美和隆治-1 志野茶碗 正面 [志野]
土岐の陶芸家・美和隆治(1930-)の志野茶碗です。写真では、緋色が最も出ている部分を正面としています。ここを正面とすると、高台脇の掻き銘は向かって右90°の位置に来ます。
オレンジ色の淡い緋色が優しい雰囲気を作り出している茶碗です。ただ、美和隆治の志野茶碗をネット上で検索すると、茶碗の何処かに鬼板による黒などの強い色を入れている場合が多く、こういった全体的に優しい色調に仕上げている作品は多くはないようです。
茶碗の形は、腰の辺りが少し膨らんでポッチャリした半筒のシルエットです。胴に横方向の線彫りがあったりするのですが、釉薬が分厚くかかり、且つその釉薬がなだらかに全体を覆っているので、優しくふくよかな景色になっています。厚みもあるので、余計にふくよかなイメージです。

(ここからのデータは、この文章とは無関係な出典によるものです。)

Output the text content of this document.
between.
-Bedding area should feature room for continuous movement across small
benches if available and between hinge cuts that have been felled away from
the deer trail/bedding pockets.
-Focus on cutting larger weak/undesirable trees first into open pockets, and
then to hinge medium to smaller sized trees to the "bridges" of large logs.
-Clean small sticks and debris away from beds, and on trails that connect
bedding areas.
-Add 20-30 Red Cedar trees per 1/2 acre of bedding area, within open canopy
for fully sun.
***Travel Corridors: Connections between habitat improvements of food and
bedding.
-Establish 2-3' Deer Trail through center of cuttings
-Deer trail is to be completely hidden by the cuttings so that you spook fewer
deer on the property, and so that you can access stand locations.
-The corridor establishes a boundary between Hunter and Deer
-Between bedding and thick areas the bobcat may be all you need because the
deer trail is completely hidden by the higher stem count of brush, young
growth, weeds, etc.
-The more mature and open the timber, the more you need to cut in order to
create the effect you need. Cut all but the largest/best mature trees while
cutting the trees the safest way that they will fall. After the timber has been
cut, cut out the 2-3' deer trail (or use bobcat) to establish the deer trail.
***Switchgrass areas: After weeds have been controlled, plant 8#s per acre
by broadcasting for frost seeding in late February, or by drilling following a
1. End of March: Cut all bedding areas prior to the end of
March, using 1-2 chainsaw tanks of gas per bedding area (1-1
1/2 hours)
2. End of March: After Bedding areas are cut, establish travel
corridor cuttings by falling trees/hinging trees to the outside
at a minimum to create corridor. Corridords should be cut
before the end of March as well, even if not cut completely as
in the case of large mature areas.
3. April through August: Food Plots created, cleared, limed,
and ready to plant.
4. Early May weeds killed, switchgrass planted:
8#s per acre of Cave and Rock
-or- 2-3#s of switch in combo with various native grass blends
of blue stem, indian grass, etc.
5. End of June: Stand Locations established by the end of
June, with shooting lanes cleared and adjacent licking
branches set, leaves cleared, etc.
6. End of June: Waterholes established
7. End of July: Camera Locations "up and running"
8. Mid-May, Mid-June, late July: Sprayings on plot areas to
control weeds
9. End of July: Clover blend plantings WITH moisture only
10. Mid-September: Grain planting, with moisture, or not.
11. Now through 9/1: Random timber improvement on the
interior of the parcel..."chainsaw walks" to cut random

公益社団法人美濃陶芸協会のHPを見ると、美和隆治は功労会員で、「主な技法」は黒織部となっています。ところが中古市場を見ていると、氏の黒織部で抹茶茶碗というのは多くは出て来ません。むしろ志野茶碗の方が多いように見受けられます。これは実際に製作した数で言えば志野の方が多かったからなのか、それとも黒織部に傑作が多いので手放す人が少ないからなのか、その辺は良く分かりません。・・・尤も、上記協会の「主な技法」欄では、あの安藤日出武が黄瀬戸となっていたりするので、この欄を余り気にする必要はないのかも知れません。私の中では、安藤日出武に黄瀬戸のイメージは全くありませんし、物も中古市場で一回見た事があるかどうかぐらいです。業界内から見える景色と、ユーザー側から見える景色とでは、随分と違っているのでしょう。